Fox 5 Atlanta reported that 24-year-old Amelia Ballard, of Macon, Ga., was diagnosed with childhood acute lymphoblastic leukemia (ALL), cancer of the bone marrow, at 17 months old. She beat the disease, but it relapsed when she was 3. Health care workers at Children’s Healthcare of Atlanta oversaw her treatment, which included chemotherapy regimens, total body and cranial radiation, and a bone marrow transplant, for which Ballard’s brother was a match.
"I remember some of the scans, some of the treatment,” Ballard told the news station. “But it's mostly like my birthday party that I had here. It was a ‘Lion King’ theme.
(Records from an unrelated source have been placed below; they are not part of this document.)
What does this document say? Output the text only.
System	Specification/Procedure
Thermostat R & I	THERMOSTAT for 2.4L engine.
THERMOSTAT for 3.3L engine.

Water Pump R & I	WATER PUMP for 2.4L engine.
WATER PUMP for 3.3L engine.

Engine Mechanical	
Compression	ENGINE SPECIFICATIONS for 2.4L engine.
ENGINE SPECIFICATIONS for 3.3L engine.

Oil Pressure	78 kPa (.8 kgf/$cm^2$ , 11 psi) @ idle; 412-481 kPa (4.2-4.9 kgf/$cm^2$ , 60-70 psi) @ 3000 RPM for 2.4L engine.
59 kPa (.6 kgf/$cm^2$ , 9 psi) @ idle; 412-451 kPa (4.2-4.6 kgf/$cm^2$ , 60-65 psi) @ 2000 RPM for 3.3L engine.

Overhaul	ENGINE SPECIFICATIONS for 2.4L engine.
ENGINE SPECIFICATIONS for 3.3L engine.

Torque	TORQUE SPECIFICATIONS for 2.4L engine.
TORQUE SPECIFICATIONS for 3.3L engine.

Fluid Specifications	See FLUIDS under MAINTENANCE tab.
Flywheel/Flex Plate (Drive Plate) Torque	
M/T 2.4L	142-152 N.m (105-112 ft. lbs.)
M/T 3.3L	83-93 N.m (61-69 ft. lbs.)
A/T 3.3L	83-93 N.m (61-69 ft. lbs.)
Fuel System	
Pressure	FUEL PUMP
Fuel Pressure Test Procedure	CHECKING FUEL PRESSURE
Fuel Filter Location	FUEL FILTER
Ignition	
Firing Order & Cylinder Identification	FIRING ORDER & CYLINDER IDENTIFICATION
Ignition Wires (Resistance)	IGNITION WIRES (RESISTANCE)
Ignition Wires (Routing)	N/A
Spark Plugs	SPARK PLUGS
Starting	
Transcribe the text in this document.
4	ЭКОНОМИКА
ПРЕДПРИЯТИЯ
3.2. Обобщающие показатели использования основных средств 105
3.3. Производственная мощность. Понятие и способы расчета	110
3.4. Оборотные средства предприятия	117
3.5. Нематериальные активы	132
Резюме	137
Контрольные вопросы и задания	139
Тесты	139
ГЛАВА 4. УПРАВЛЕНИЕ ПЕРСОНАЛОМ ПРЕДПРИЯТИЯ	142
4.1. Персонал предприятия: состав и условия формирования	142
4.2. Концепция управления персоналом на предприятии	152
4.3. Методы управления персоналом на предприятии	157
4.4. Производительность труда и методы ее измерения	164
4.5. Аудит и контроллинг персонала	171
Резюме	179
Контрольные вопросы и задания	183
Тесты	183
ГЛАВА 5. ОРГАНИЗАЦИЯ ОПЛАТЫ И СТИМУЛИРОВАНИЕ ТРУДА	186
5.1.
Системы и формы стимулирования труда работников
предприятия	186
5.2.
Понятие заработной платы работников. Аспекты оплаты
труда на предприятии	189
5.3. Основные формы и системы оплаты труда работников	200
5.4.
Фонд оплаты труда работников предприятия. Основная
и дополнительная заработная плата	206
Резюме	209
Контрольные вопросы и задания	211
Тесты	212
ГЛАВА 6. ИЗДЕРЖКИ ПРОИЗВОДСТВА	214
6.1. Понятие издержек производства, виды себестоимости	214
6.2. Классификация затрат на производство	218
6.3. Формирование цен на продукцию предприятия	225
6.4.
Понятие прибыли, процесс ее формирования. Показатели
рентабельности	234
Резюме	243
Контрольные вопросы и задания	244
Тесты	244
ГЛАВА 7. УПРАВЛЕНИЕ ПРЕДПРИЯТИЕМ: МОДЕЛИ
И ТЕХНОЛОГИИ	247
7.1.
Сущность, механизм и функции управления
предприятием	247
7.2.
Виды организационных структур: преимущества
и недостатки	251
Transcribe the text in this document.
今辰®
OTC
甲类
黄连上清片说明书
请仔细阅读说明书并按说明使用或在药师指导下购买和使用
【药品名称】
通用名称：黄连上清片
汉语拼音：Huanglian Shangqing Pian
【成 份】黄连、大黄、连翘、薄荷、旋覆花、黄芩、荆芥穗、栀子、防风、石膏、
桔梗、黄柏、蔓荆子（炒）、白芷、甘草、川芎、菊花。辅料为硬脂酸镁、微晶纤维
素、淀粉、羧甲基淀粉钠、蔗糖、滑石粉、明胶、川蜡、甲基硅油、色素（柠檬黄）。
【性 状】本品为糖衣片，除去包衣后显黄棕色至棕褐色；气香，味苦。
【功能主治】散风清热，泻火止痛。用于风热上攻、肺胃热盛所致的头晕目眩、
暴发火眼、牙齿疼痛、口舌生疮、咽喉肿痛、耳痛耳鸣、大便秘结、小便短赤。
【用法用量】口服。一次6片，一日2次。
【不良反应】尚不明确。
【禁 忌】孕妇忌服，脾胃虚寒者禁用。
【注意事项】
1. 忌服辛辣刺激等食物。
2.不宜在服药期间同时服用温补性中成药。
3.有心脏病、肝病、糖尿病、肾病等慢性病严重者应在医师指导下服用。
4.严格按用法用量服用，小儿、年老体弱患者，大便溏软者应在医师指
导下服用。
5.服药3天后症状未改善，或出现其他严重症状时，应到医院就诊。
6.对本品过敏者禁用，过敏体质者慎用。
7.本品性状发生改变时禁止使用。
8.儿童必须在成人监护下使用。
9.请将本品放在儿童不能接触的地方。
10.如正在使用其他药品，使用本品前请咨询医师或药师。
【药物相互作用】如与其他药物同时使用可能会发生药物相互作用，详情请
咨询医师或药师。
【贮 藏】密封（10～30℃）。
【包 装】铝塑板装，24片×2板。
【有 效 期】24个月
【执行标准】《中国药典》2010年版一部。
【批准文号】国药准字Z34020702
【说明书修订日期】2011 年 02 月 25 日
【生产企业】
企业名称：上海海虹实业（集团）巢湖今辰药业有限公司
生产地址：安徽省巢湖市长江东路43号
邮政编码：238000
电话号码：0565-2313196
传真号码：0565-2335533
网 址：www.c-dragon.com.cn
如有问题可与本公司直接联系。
I remember all my family and friends coming to the hospital.”
It was during a psychological evaluation at age 4 that Ballard realized what she wanted to be when she grew up.
"One of the questions they asked me was, 'If little boys grow up to be men, what do little girls grow up to be?' And I said, 'Doctors!’” she told Fox 5 Atlanta, “Because all my doctors were female and all my nurses were female, they had such a strong impact on me."
Ballard recently graduated from Georgia Southern University, where she studied nursing. This spring, Children’s Healthcare of Atlanta came knocking. The job offer made her cry, and she said a prayer of thanks.
“It’s a miracle,” Ballard told the news station of returning to a place that feels like home. “I can’t believe it.”